In the past few years, CityMD has colonized Brooklyn and Manhattan, often displacing beloved businesses that fell prey to rising rents. Now, suddenly, the whole enterprise seemed less like space filler. At another branch on Atlantic Avenue in Boerum Hill, the crowds were nearly as gargantuan. One couple had set themselves up in folding seats. By 10 on Tuesday morning, those toward the front of the line had been incrementally making their way forward since 6:45. In Manhattan, near Gramercy Park, the line for a CityMD on East 23rd Street was so long it nearly converged with a different one unfurling in front of Prohealth Urgent Care, on Third Avenue.

The problem with all this diligence, of taking space on a testing line for the prospect of enjoying pie and families-of-origin in Connecticut, is that anyone with an immediate and pressing need for a test result is left to wait that much longer. One man I met on the Atlantic Avenue line had been there for hours, hoping for the best after his son came home from school after being exposed to the virus.

No one from CityMD seemed to be outside prioritizing who should be let in sooner rather than later. A spokeswoman for the company told me that patients are triaged whenever possible, but that the demand for Covid-related visits and testing had never been higher.

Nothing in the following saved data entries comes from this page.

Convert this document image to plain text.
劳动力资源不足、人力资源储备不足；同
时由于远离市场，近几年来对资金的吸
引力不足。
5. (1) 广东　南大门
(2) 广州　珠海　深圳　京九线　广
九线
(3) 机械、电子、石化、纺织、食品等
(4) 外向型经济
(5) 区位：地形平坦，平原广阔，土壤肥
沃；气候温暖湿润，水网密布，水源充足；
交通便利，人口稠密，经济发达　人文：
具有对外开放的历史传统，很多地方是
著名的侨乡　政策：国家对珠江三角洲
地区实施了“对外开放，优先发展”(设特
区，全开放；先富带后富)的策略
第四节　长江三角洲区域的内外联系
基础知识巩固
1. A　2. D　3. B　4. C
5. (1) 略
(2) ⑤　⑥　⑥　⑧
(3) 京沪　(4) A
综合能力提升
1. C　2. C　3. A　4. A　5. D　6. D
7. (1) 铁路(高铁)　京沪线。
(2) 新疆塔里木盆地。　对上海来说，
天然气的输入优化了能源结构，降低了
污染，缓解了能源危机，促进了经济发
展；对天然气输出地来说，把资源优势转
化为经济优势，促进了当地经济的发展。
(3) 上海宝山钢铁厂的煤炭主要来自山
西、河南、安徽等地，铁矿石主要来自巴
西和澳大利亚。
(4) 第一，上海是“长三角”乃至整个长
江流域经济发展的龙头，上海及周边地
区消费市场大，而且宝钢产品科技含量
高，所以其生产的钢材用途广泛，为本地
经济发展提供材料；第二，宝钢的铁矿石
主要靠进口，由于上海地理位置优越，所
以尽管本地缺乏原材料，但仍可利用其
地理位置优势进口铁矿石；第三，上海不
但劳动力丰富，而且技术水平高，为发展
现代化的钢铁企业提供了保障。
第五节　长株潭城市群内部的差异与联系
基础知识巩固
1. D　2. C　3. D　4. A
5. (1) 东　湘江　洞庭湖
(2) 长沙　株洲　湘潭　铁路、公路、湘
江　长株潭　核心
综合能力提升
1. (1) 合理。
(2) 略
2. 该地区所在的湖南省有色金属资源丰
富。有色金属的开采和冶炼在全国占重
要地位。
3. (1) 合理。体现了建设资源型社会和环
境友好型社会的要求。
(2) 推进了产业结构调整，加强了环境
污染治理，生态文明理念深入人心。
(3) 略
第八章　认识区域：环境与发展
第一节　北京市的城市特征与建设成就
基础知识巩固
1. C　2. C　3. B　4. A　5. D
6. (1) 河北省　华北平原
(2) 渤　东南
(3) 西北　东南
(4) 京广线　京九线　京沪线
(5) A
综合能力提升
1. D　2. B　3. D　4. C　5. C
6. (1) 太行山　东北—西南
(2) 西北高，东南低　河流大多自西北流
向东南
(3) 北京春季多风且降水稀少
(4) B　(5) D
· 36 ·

It is hard to imagine a 25-year-old in, say, 1977, bearing all this sacrifice and discomfort for the purpose of sharing a meal with his family in November. As a child, I had an older cousin who consistently approached the holidays in the spirit of absenteeism. No matter what his job was in any given year, he always managed to work on Thanksgiving, something I regarded then as a sign of commitment but would later understand as a means of avoiding predictable disappointment and pain.

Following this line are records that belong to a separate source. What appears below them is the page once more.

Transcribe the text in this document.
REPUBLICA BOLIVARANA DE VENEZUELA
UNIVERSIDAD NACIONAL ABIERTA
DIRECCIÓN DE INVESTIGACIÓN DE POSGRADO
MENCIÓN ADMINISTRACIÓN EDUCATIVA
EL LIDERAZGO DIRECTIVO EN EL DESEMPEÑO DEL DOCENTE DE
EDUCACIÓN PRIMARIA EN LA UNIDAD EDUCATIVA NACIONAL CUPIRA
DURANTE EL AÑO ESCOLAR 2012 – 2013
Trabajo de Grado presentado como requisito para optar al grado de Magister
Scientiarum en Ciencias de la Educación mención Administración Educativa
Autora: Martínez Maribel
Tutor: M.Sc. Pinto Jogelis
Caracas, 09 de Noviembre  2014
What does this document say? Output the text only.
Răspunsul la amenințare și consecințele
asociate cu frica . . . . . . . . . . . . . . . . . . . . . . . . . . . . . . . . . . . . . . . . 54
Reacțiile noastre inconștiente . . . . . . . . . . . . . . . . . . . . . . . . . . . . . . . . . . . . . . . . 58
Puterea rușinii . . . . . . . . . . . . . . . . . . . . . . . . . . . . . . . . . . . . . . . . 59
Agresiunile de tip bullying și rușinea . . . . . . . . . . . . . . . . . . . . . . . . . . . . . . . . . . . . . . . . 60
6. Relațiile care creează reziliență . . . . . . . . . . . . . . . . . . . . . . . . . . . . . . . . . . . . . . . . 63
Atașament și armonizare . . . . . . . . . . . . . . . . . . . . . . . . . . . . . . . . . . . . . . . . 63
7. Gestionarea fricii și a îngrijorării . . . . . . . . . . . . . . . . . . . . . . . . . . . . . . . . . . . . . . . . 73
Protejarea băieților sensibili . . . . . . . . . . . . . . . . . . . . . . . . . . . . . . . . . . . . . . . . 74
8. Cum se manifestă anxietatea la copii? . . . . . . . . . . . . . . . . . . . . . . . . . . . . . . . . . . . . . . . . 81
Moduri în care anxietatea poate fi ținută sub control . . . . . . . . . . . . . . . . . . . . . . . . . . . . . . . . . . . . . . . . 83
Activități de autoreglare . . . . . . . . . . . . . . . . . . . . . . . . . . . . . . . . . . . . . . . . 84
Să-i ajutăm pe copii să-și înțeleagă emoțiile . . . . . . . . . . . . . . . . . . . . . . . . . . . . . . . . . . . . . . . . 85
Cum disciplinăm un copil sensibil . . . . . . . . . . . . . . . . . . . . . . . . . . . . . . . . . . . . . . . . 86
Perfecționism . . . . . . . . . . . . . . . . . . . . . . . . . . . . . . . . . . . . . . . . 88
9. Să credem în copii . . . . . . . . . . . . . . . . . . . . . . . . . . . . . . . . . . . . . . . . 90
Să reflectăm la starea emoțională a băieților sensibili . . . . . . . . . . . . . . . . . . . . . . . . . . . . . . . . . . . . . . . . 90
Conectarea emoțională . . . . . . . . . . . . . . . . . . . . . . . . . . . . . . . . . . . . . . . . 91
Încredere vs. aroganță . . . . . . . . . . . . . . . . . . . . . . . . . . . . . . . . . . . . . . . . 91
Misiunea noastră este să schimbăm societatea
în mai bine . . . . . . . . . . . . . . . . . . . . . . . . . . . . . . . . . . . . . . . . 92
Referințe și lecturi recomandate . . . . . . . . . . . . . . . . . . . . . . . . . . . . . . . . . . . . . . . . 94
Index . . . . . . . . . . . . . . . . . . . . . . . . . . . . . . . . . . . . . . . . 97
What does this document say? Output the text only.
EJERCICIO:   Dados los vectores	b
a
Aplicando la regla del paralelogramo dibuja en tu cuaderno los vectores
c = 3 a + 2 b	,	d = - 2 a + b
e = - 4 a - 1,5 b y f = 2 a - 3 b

In this particular habit he was joined by many co-conspirators, especially and perhaps historically so in the 1970s, when the divide between parents and their grown children seemed vast and unconquerable. A generation of mothers and fathers lost to their vices and distractions had left their young feeding at an empty trough. So there was something distinctly hollow about gathering for an occasion grounded in a holy reverence for nourishment and gratitude.

But things are different now, obviously. The modern parent spends years clearing the path for children, who cling to them unremittingly. A pandemic was no longer a welcome excuse for retreating from obligation because obligation itself had been recast as longing. What once might have been viewed as opportunity — a free pass to skip familial duties — was now a reason for defiance. Against the advice of Dr. Fauci and the entire medical establishment, the kids were on their way home, and there was nothing to be done — over the river and through the obstacle course, assuming they hadn’t moved in already.